The league's active leader in career touchdown catches, Gates abandoned a potential basketball career only to become one of the NFL's most prolific tight ends, not to mention one of the biggest football names of his generation.
The San Diego Chargers' all-time leader in just about every receiving category, he's long been Mr. Automatic, using five 900-yard seasons -- nearly 11,200 yards in all -- to earn eight Pro Bowl berths and a spot on the league's 2000s All-Decade Team. Hall of Fame, here he comes.
3. Warren Moon
Rejected not only at the draft but for more than half a decade afterward, the big-name signal-caller catapulted from Canadian Football League stardom to NFL turf, on which he gave inspiration to undrafted quarterbacks across the land. The first African-American QB to land in the Hall of Fame, he never brought home a Lombardi Trophy but found sustained success at the game's most important position with nine Pro Bowls, Offensive Player of the Year honors and two 4,000-yard seasons in an era with less emphasis on the aerial game. His signature No. 1 jersey is retired by the Tennessee Titans in honor of his Houston Oilers legacy.

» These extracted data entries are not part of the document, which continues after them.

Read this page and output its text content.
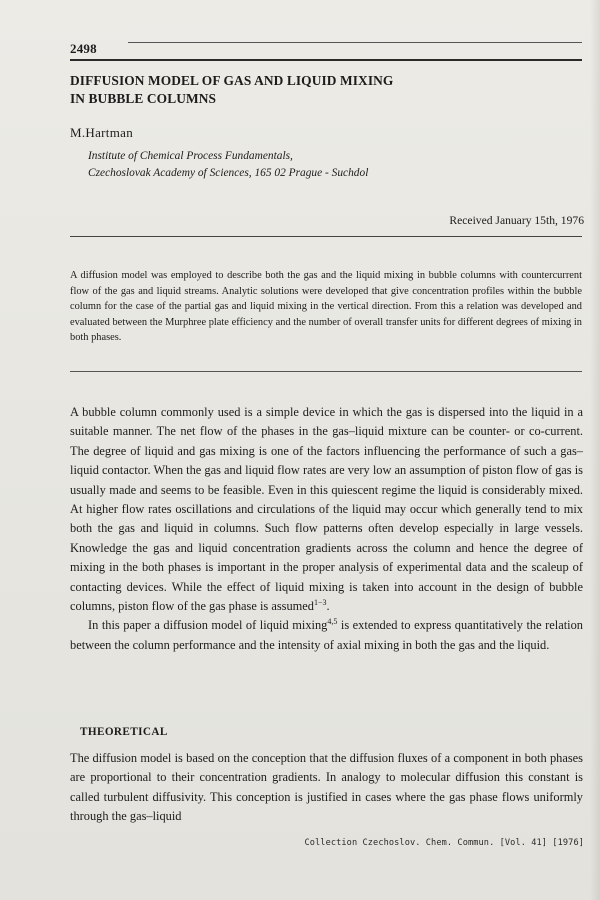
2498
DIFFUSION MODEL OF GAS AND LIQUID MIXING
IN BUBBLE COLUMNS
M.Hartman
Institute of Chemical Process Fundamentals,
Czechoslovak Academy of Sciences, 165 02 Prague - Suchdol
Received January 15th, 1976
A diffusion model was employed to describe both the gas and the liquid mixing in bubble columns with countercurrent flow of the gas and liquid streams. Analytic solutions were developed that give concentration profiles within the bubble column for the case of the partial gas and liquid mixing in the vertical direction. From this a relation was developed and evaluated between the Murphree plate efficiency and the number of overall transfer units for different degrees of mixing in both phases.

A bubble column commonly used is a simple device in which the gas is dispersed into the liquid in a suitable manner. The net flow of the phases in the gas–liquid mixture can be counter- or co-current. The degree of liquid and gas mixing is one of the factors influencing the performance of such a gas–liquid contactor. When the gas and liquid flow rates are very low an assumption of piston flow of gas is usually made and seems to be feasible. Even in this quiescent regime the liquid is considerably mixed. At higher flow rates oscillations and circulations of the liquid may occur which generally tend to mix both the gas and liquid in columns. Such flow patterns often develop especially in large vessels. Knowledge the gas and liquid concentration gradients across the column and hence the degree of mixing in the both phases is important in the proper analysis of experimental data and the scaleup of contacting devices. While the effect of liquid mixing is taken into account in the design of bubble columns, piston flow of the gas phase is assumed$^{1-3}$.

In this paper a diffusion model of liquid mixing$^{4,5}$ is extended to express quantitatively the relation between the column performance and the intensity of axial mixing in both the gas and the liquid.

THEORETICAL
The diffusion model is based on the conception that the diffusion fluxes of a component in both phases are proportional to their concentration gradients. In analogy to molecular diffusion this constant is called turbulent diffusivity. This conception is justified in cases where the gas phase flows uniformly through the gas–liquid
Collection Czechoslov. Chem. Commun. [Vol. 41] [1976]
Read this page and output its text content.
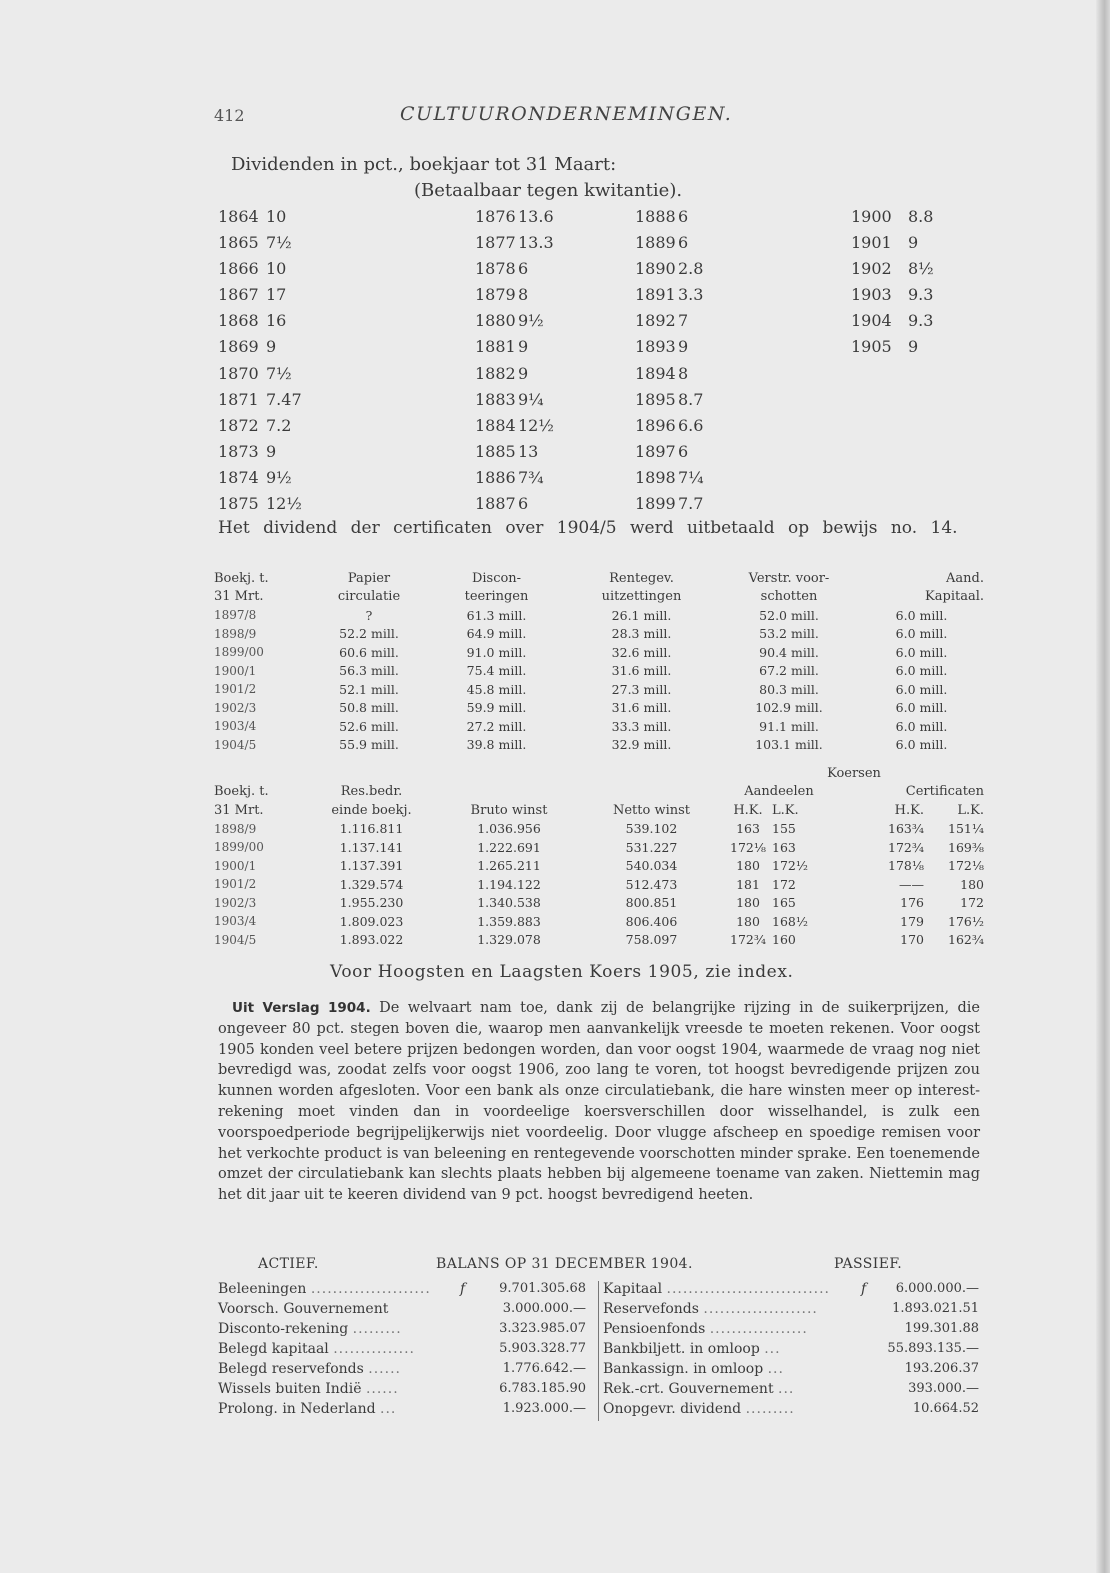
412	CULTUURONDERNEMINGEN.
Dividenden in pct., boekjaar tot 31 Maart:
(Betaalbaar tegen kwitantie).
1864 10	1876 13.6	1888 6	1900 8.8
1865 7½	1877 13.3	1889 6	1901 9
1866 10	1878 6	1890 2.8	1902 8½
1867 17	1879 8	1891 3.3	1903 9.3
1868 16	1880 9½	1892 7	1904 9.3
1869 9	1881 9	1893 9	1905 9
1870 7½	1882 9	1894 8
1871 7.47	1883 9¼	1895 8.7
1872 7.2	1884 12½	1896 6.6
1873 9	1885 13	1897 6
1874 9½	1886 7¾	1898 7¼
1875 12½	1887 6	1899 7.7
Het dividend der certificaten over 1904/5 werd uitbetaald op bewijs no. 14.
Boekj. t.	Papier	Discon-	Rentegev.	Verstr. voor-	Aand.
31 Mrt.	circulatie	teeringen	uitzettingen	schotten	Kapitaal.
1897/8	?	61.3 mill.	26.1 mill.	52.0 mill.	6.0 mill.
1898/9	52.2 mill.	64.9 mill.	28.3 mill.	53.2 mill.	6.0 mill.
1899/00	60.6 mill.	91.0 mill.	32.6 mill.	90.4 mill.	6.0 mill.
1900/1	56.3 mill.	75.4 mill.	31.6 mill.	67.2 mill.	6.0 mill.
1901/2	52.1 mill.	45.8 mill.	27.3 mill.	80.3 mill.	6.0 mill.
1902/3	50.8 mill.	59.9 mill.	31.6 mill.	102.9 mill.	6.0 mill.
1903/4	52.6 mill.	27.2 mill.	33.3 mill.	91.1 mill.	6.0 mill.
1904/5	55.9 mill.	39.8 mill.	32.9 mill.	103.1 mill.	6.0 mill.
				Koersen			
Boekj. t.	Res.bedr.			Aandeelen		Certificaten	
31 Mrt.	einde boekj.	Bruto winst	Netto winst	H.K.	L.K.	H.K.	L.K.
1898/9	1.116.811	1.036.956	539.102	163	155	163¾	151¼
1899/00	1.137.141	1.222.691	531.227	172⅛	163	172¾	169⅜
1900/1	1.137.391	1.265.211	540.034	180	172½	178⅛	172⅛
1901/2	1.329.574	1.194.122	512.473	181	172	——	180
1902/3	1.955.230	1.340.538	800.851	180	165	176	172
1903/4	1.809.023	1.359.883	806.406	180	168½	179	176½
1904/5	1.893.022	1.329.078	758.097	172¾	160	170	162¾
Voor Hoogsten en Laagsten Koers 1905, zie index.
Uit Verslag 1904. De welvaart nam toe, dank zij de belangrijke rijzing in de suikerprijzen, die ongeveer 80 pct. stegen boven die, waarop men aanvankelijk vreesde te moeten rekenen. Voor oogst 1905 konden veel betere prijzen bedongen worden, dan voor oogst 1904, waarmede de vraag nog niet bevredigd was, zoodat zelfs voor oogst 1906, zoo lang te voren, tot hoogst bevredigende prijzen zou kunnen worden afgesloten. Voor een bank als onze circulatiebank, die hare winsten meer op interest-rekening moet vinden dan in voordeelige koersverschillen door wisselhandel, is zulk een voorspoedperiode begrijpelijkerwijs niet voordeelig. Door vlugge afscheep en spoedige remisen voor het verkochte product is van beleening en rentegevende voorschotten minder sprake. Een toenemende omzet der circulatiebank kan slechts plaats hebben bij algemeene toename van zaken. Niettemin mag het dit jaar uit te keeren dividend van 9 pct. hoogst bevredigend heeten.
ACTIEF.	BALANS OP 31 DECEMBER 1904.	PASSIEF.
Beleeningen ...................... f	9.701.305.68
Voorsch. Gouvernement	3.000.000.—
Disconto-rekening .........	3.323.985.07
Belegd kapitaal ...............	5.903.328.77
Belegd reservefonds ......	1.776.642.—
Wissels buiten Indië ......	6.783.185.90
Prolong. in Nederland ...	1.923.000.—
Kapitaal .............................. f 6.000.000.—
Reservefonds .....................	1.893.021.51
Pensioenfonds ..................	199.301.88
Bankbiljett. in omloop ...	55.893.135.—
Bankassign. in omloop ...	193.206.37
Rek.-crt. Gouvernement ...	393.000.—
Onopgevr. dividend .........	10.664.52
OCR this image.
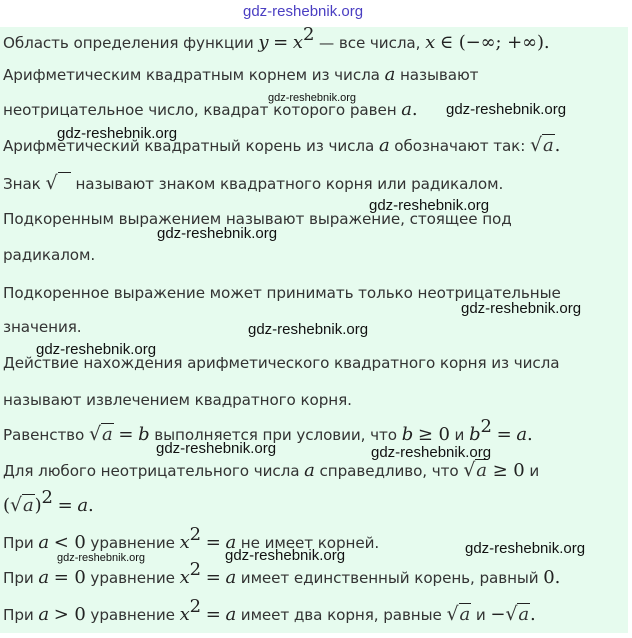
gdz-reshebnik.org
Область определения функции $y = x^2$ — все числа, x ∈ (−∞; +∞).
Арифметическим квадратным корнем из числа a называют
неотрицательное число, квадрат которого равен a.
Арифметический квадратный корень из числа a обозначают так: √a.
Знак √   называют знаком квадратного корня или радикалом.
Подкоренным выражением называют выражение, стоящее под
радикалом.
Подкоренное выражение может принимать только неотрицательные
значения.
Действие нахождения арифметического квадратного корня из числа
называют извлечением квадратного корня.
Равенство √a = b выполняется при условии, что b ≥ 0 и $b^2 = a$.
Для любого неотрицательного числа a справедливо, что √a ≥ 0 и
$(√a)^2 = a$.
При a < 0 уравнение $x^2 = a$ не имеет корней.
При a = 0 уравнение $x^2 = a$ имеет единственный корень, равный 0.
При a > 0 уравнение $x^2 = a$ имеет два корня, равные √a и −√a.
gdz-reshebnik.org
gdz-reshebnik.org
gdz-reshebnik.org
gdz-reshebnik.org
gdz-reshebnik.org
gdz-reshebnik.org
gdz-reshebnik.org
gdz-reshebnik.org
gdz-reshebnik.org	gdz-reshebnik.org
gdz-reshebnik.org	gdz-reshebnik.org	gdz-reshebnik.org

2. Dick "Night Train" Lane
You don't know NFL history if you don't know "Night Train." Moon's success as a QB is hard to top, but to perennially dominate defensive backfields as Lane did for 14 years is a grand feat in itself. Even if you take away his inspirational backstory, in which he was abandoned as a child, went to junior college and served in the military, the Hall of Fame cornerback was a stud. His 14-interception rookie year has yet to be bested, his 68 total picks ranked second in the NFL when he retired, and his hard hits are immortalized through NFL Films.
1. Kurt Warner
Speaking of Hollywood backstories, Warner's transition from grocery store bagger and Arena League quarterback to Super Bowl MVP is about as familiar as the all-star resume that led to his impending Hall of Fame induction.
Cut by the Green Bay Packers as a rookie, the Iowa native went on to win a title with the St. Louis Rams' "Greatest Show on Turf" and contend for another as an aging vet with the Arizona Cardinals. His career passer rating is a top-10 mark in league history, many of his postseason passing marks rank first, and two MVPs made his 12-year NFL tenure an unforgettable one.
To comb through the rest of the NFL's undrafted heroes is a tall task, but only because there is a plethora of other overlooked stars who warrant recognition. Among them, Brian Waters and Priest Holmes were staples of the Kansas City Chiefs offense, Rod Smith piled up 11,000 receiving yards for the Denver Broncos on the way to a Ring of Fame spot, Wes Welker became the NFL's first five-time 110-catch wideout despite a 5-9, 185-pound frame, and Joe "The Jet" Perry had back-to-back 1,000-yard seasons as a fullback and 1954 MVP.